Rather than seeing improvements in Department of Human Services practices in regards to foster children, new state data show "a practice contrary to child welfare norms, a practice that is harmful in myriad ways, a practice its own director describes as inappropriate for even one child, but one that has become entrenched" in the foster care system.
The latest revelation came in the filings of a lawsuit on behalf of foster children that seeks to immediately halt practices by DHS that are harmful to children. The suit was filed by nonprofit children's advocacy group CASA for Children, which represents two young girls in foster care in Oregon. They specifically cite the state's "temporary lodging practice" and claim it violates the civil rights of the two girls.
- More than 130 foster children were housed in hotel rooms or office buildings
- Foster children lodged in such temporary housing are often supervised by unlicensed volunteer caretakers
- One 5-year-old stayed in a hotel for 55 days
- Many of the children in such temporary housing were 5 or younger
- One girl tried to throw herself out of a hotel window; another boy locked himself in the hotel room away from caretakers
- The average stay in temporary housing was 20 days
- The longest stays ranged from 48 to 85 days
This is the latest in a series of devastating examinations of the broken foster care system in Oregon. A federal report in March 2016 said that Oregon's foster system is failing across the board to keep children in its custody safe and healthy. Scandals repeatedly erupted around foster parents who were known abusers and were not removed from the system, and a complete lack of timely investigations into abuse reports. The report noted that conditions were deteriorating and that fundamental changes were needed.
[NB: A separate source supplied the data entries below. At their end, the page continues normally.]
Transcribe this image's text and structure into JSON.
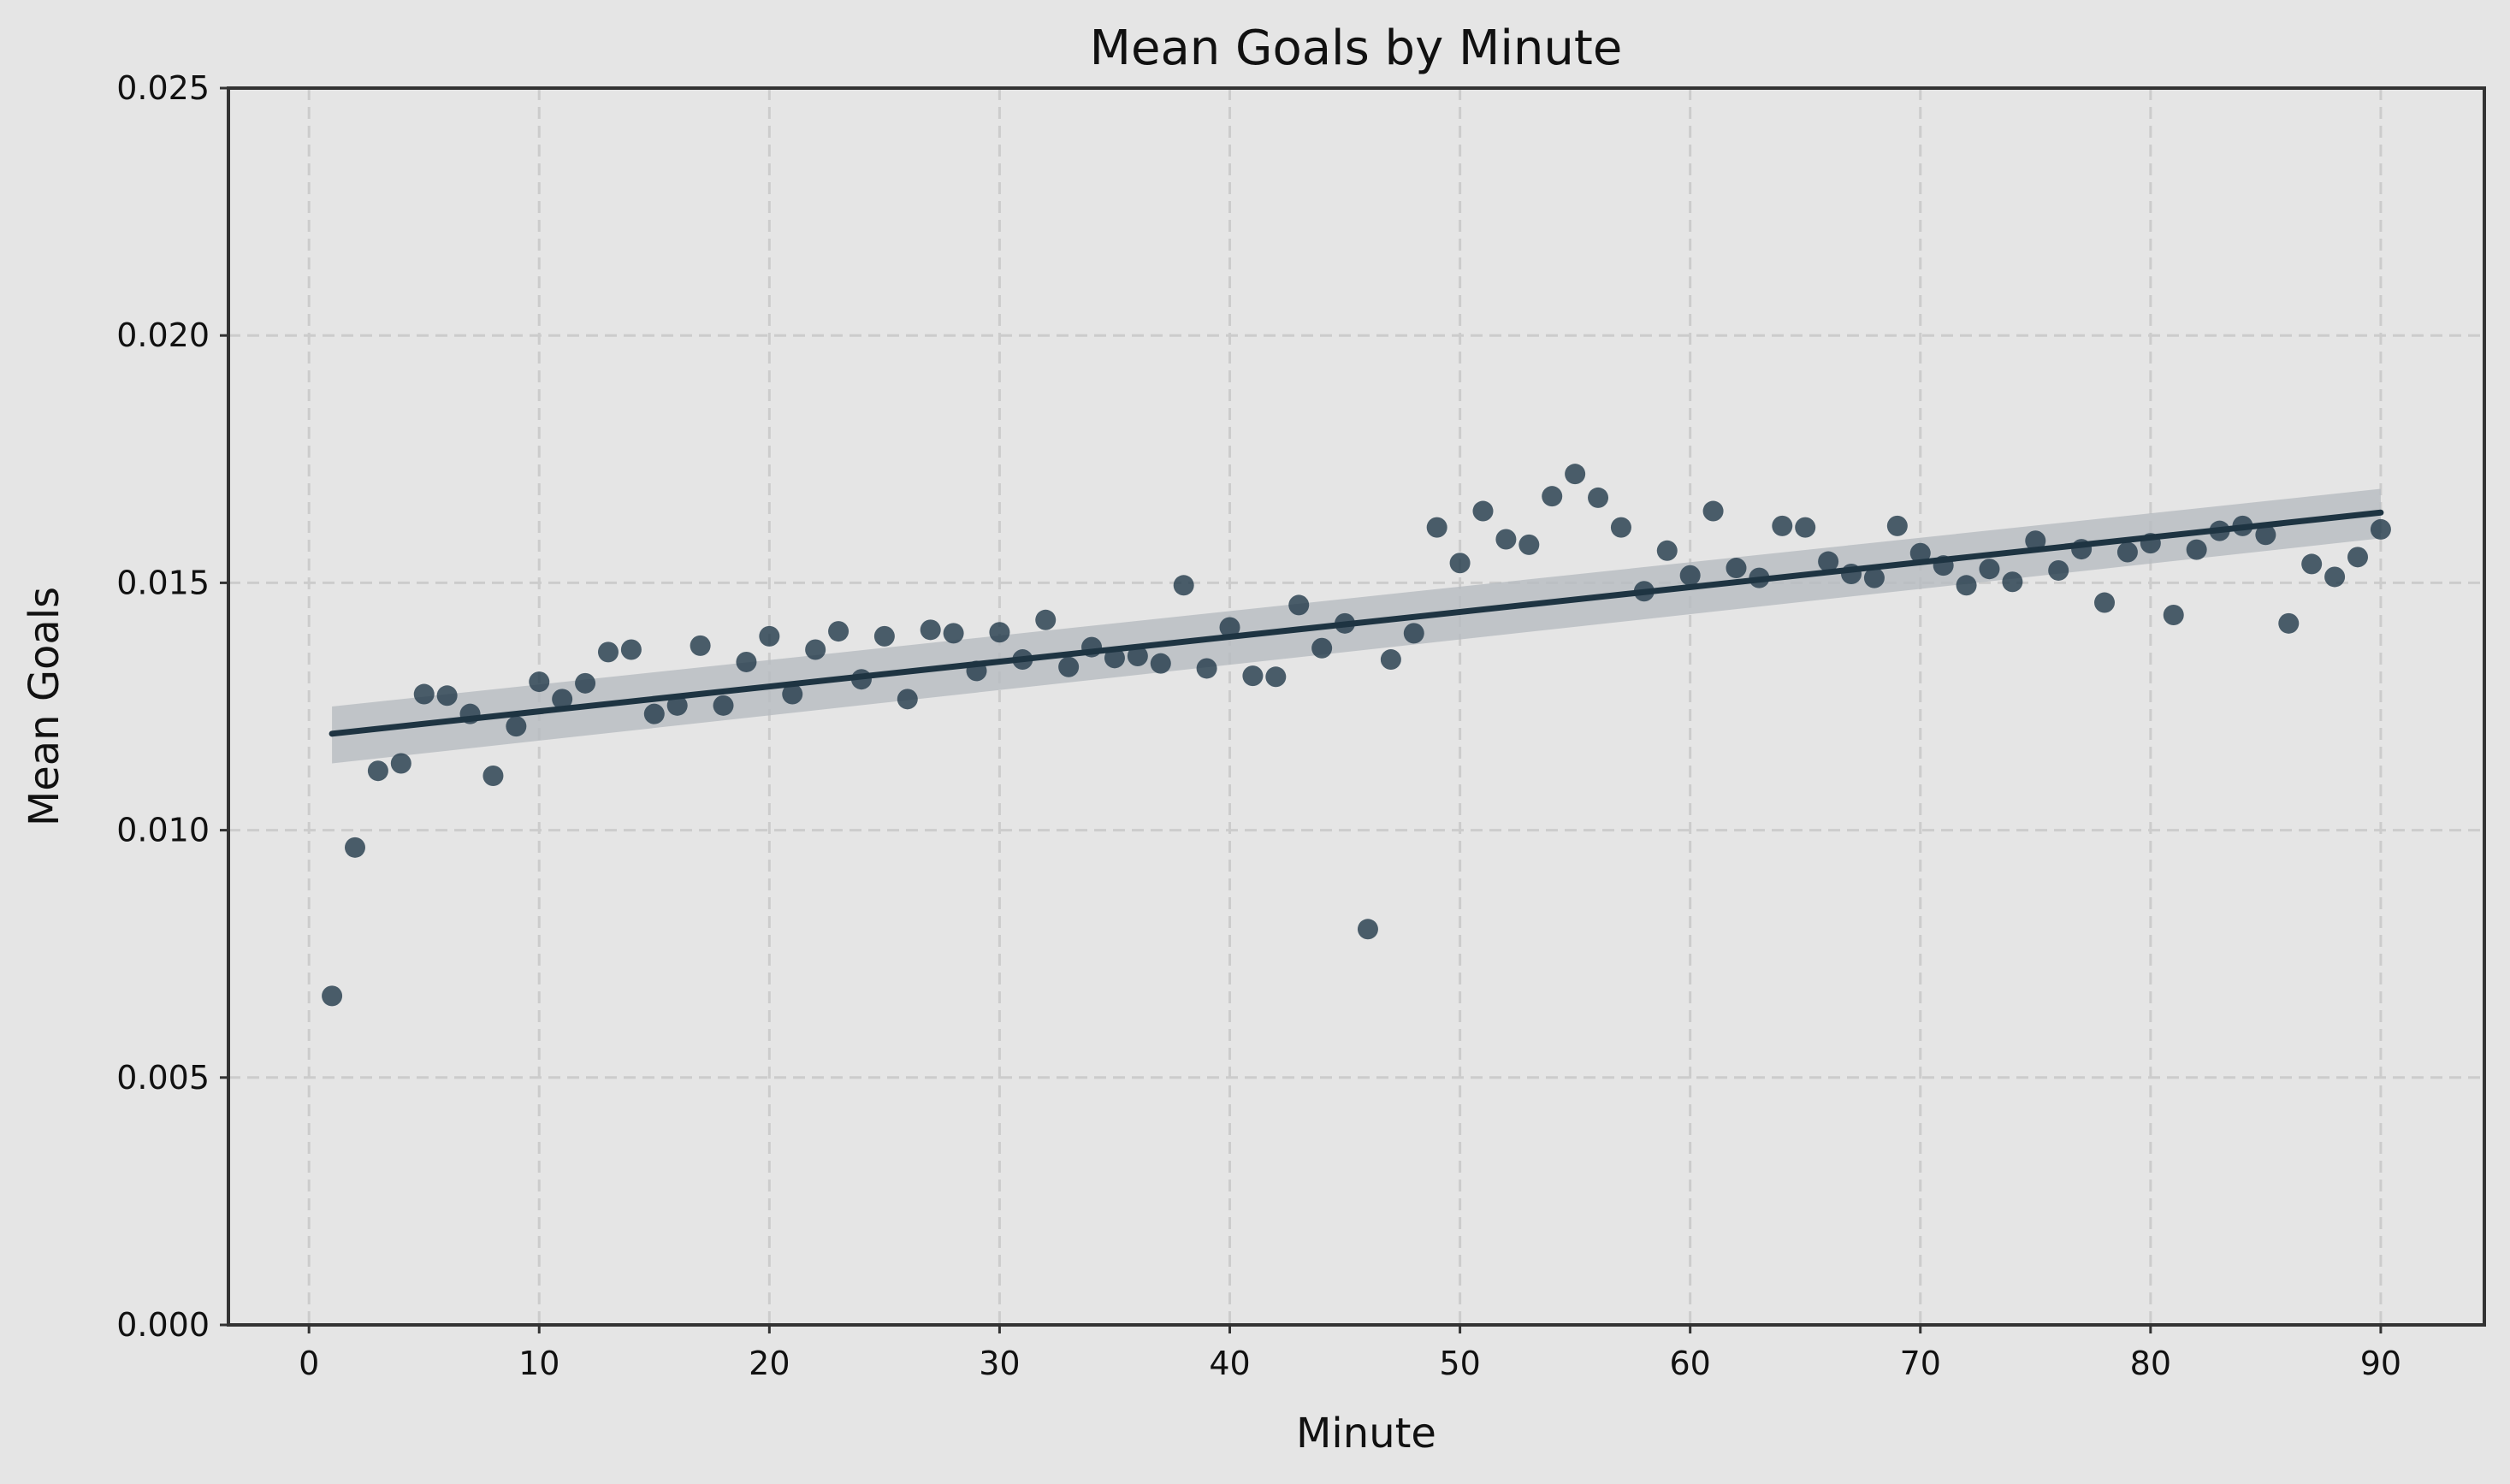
{
  "chart_data": {
    "type": "scatter",
    "title": "Mean Goals by Minute",
    "xlabel": "Minute",
    "ylabel": "Mean Goals",
    "xlim": [
      -3.5,
      94.5
    ],
    "ylim": [
      0,
      0.025
    ],
    "x_ticks": [
      0,
      10,
      20,
      30,
      40,
      50,
      60,
      70,
      80,
      90
    ],
    "y_ticks": [
      0,
      0.005,
      0.01,
      0.015,
      0.02,
      0.025
    ],
    "x_tick_labels": [
      "0",
      "10",
      "20",
      "30",
      "40",
      "50",
      "60",
      "70",
      "80",
      "90"
    ],
    "y_tick_labels": [
      "0.000",
      "0.005",
      "0.010",
      "0.015",
      "0.020",
      "0.025"
    ],
    "grid": true,
    "legend": "none",
    "colors": {
      "points": "#263d4d",
      "line": "#1e3442",
      "band": "#b7bcc0",
      "background": "#e5e5e5",
      "grid": "#cccccc"
    },
    "x": [
      1,
      2,
      3,
      4,
      5,
      6,
      7,
      8,
      9,
      10,
      11,
      12,
      13,
      14,
      15,
      16,
      17,
      18,
      19,
      20,
      21,
      22,
      23,
      24,
      25,
      26,
      27,
      28,
      29,
      30,
      31,
      32,
      33,
      34,
      35,
      36,
      37,
      38,
      39,
      40,
      41,
      42,
      43,
      44,
      45,
      46,
      47,
      48,
      49,
      50,
      51,
      52,
      53,
      54,
      55,
      56,
      57,
      58,
      59,
      60,
      61,
      62,
      63,
      64,
      65,
      66,
      67,
      68,
      69,
      70,
      71,
      72,
      73,
      74,
      75,
      76,
      77,
      78,
      79,
      80,
      81,
      82,
      83,
      84,
      85,
      86,
      87,
      88,
      89,
      90
    ],
    "y": [
      0.00665,
      0.00965,
      0.0112,
      0.01135,
      0.01275,
      0.01272,
      0.01235,
      0.0111,
      0.0121,
      0.013,
      0.01265,
      0.01297,
      0.0136,
      0.01365,
      0.01235,
      0.01252,
      0.01373,
      0.01252,
      0.0134,
      0.01392,
      0.01275,
      0.01365,
      0.01402,
      0.01305,
      0.01392,
      0.01265,
      0.01405,
      0.01398,
      0.01322,
      0.014,
      0.01345,
      0.01425,
      0.0133,
      0.0137,
      0.01348,
      0.01352,
      0.01337,
      0.01495,
      0.01327,
      0.0141,
      0.01312,
      0.0131,
      0.01455,
      0.01368,
      0.01418,
      0.008,
      0.01345,
      0.01398,
      0.01612,
      0.0154,
      0.01645,
      0.01588,
      0.01577,
      0.01675,
      0.0172,
      0.01672,
      0.01612,
      0.01483,
      0.01565,
      0.01515,
      0.01645,
      0.0153,
      0.0151,
      0.01615,
      0.01612,
      0.01543,
      0.01518,
      0.0151,
      0.01615,
      0.0156,
      0.01535,
      0.01495,
      0.01528,
      0.01502,
      0.01585,
      0.01525,
      0.01568,
      0.0146,
      0.01562,
      0.0158,
      0.01435,
      0.01567,
      0.01605,
      0.01615,
      0.01597,
      0.01418,
      0.01538,
      0.01512,
      0.01552,
      0.01608
    ],
    "regression": {
      "x": [
        1,
        90
      ],
      "y": [
        0.01195,
        0.01642
      ],
      "ci_low": [
        0.01135,
        0.0159
      ],
      "ci_high": [
        0.0125,
        0.0169
      ]
    }
  }
}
The bubbling crisis put pressure on Governor Brown to take some sort of action. A consulting firm she hired produced a very disturbing report that showed that Oregon's foster children are abused at double the national rate, reporting was haphazard, and investigations were shoddy at best. Legislation was passed that made screening new foster parents more strict, but that had the unintended consequence of reducing the pool of available foster parents. No further action appears to have been taken after the report was released, either by the legislature or the governor's office.